Limiting metabolic competition in the tumour microenvironment may increase the effectiveness of immunotherapy. Owing to its crucial role in the glucose metabolism of activated T cells, CD28 signalling has been proposed as a metabolic biosensor of T cells 1 . By contrast, the engagement of CTLA-4 has been shown to downregulate T cell glycolysis 1 . Here we investigate the effect of CTLA-4 blockade on the metabolic fitness of intra-tumour T cells in relation to the glycolytic capacity of tumour cells.
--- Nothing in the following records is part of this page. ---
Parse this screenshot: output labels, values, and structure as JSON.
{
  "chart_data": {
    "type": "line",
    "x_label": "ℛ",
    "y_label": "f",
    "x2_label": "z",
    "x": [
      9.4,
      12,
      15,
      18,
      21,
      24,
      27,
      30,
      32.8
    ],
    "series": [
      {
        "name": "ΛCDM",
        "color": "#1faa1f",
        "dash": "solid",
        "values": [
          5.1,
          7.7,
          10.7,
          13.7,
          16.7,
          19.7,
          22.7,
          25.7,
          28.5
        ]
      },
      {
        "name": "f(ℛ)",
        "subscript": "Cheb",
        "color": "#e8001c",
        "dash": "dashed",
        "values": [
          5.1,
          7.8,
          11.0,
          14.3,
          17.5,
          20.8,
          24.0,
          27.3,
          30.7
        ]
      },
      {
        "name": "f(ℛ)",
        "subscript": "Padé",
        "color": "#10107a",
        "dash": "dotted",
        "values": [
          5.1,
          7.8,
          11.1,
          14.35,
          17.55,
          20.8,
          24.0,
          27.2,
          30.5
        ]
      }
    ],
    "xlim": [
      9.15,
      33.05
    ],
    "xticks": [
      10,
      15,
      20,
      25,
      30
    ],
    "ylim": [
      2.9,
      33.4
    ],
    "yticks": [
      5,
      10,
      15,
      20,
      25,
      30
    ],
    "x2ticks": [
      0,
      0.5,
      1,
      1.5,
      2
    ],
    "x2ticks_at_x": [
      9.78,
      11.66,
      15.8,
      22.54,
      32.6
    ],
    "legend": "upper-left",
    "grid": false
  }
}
We found that CTLA-4 blockade promotes metabolic fitness and the infiltration of immune cells, especially in glycolysis-low tumours. Accordingly, treatment with anti-CTLA-4 antibodies improved the therapeutic outcomes of mice bearing glycolysis-defective tumours. Notably, tumour-specific CD8 + T cell responses correlated with phenotypic and functional destabilization of tumour-infiltrating regulatory T (T reg ) cells towards IFNγ- and TNF-producing cells in glycolysis-defective tumours. By mimicking the highly and poorly glycolytic tumour microenvironments in vitro, we show that the effect of CTLA-4 blockade on the destabilization of T reg cells is dependent on T reg cell glycolysis and CD28 signalling. These findings indicate that decreasing tumour competition for glucose may facilitate the therapeutic activity of CTLA-4 blockade, thus supporting its combination with inhibitors of tumour glycolysis. Moreover, these results reveal a mechanism by which anti-CTLA-4 treatment interferes with T reg cell function in the presence of glucose.